STEVE: The title "Jan's Rooms" comes from a boarding house in the sleaziest part of Lansing, Michigan, which is the sleaziest part of the country, it's just a pit. And Jan's Rooms is a rent-by-the-hour rooming house in the working district of Lansing.
CRAIG: You can stand in the window of Jan's Rooms and see the Capitol. Okay, here's the Capitol, where the shit's going down with the government, all the heavies and people that are controlling the money. You look down from that and you see Jan's Rooms where all these fucking bums live who are working victims of the government. It's a real good parody, just like DC where you see the White House and two blocks later there's hardcore slums. That's why we decided to use Jan's Rooms. It typifies what's going on with this town, what we're up against.

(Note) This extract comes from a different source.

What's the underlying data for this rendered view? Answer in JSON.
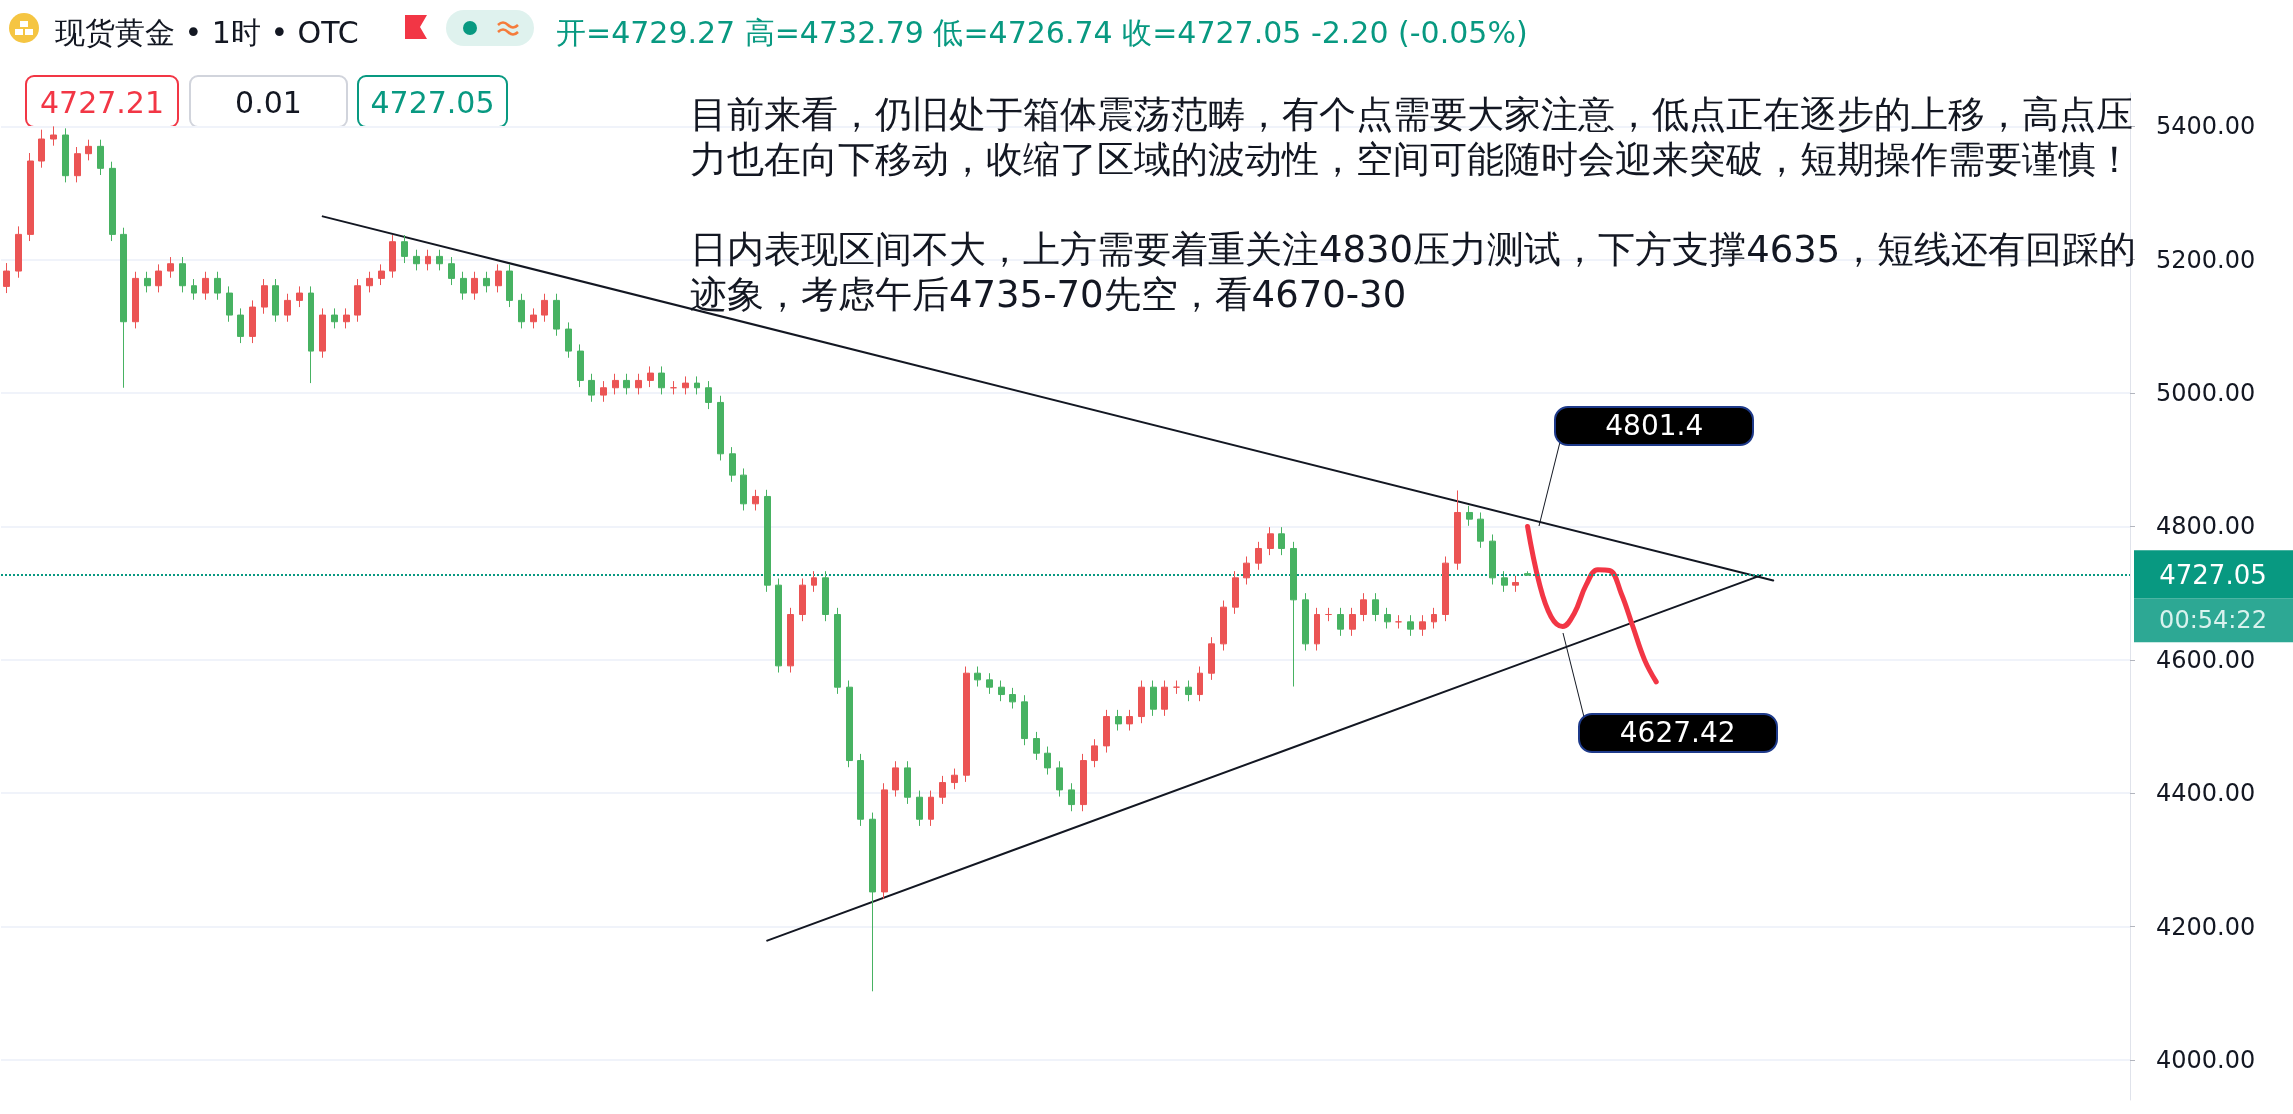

The Fix also have a great song called "No Idols" on the new "Process of Elimination" EP from Touch and Go Records. Also featured on this 7" compilation are the Necros, one of the first hardcore bands in the midwest. Also represented are some of the new hardcore bands that have sprung up in the southeastern Michigan region--Meatmen, Negative Approach, Youth Patrol, Violent Apathy, and McDonald's, along with Toxic Reasons from Dayton, Ohio.
A lot of young kids in the midwest are into it, but at present "there's no town out there that has a consistent, weekly show scene going on," says Craig. "We play about once a month out there, and everybody else does." The midwest is ripe for action, and bands like the Fix intend to kick it off into its full potential.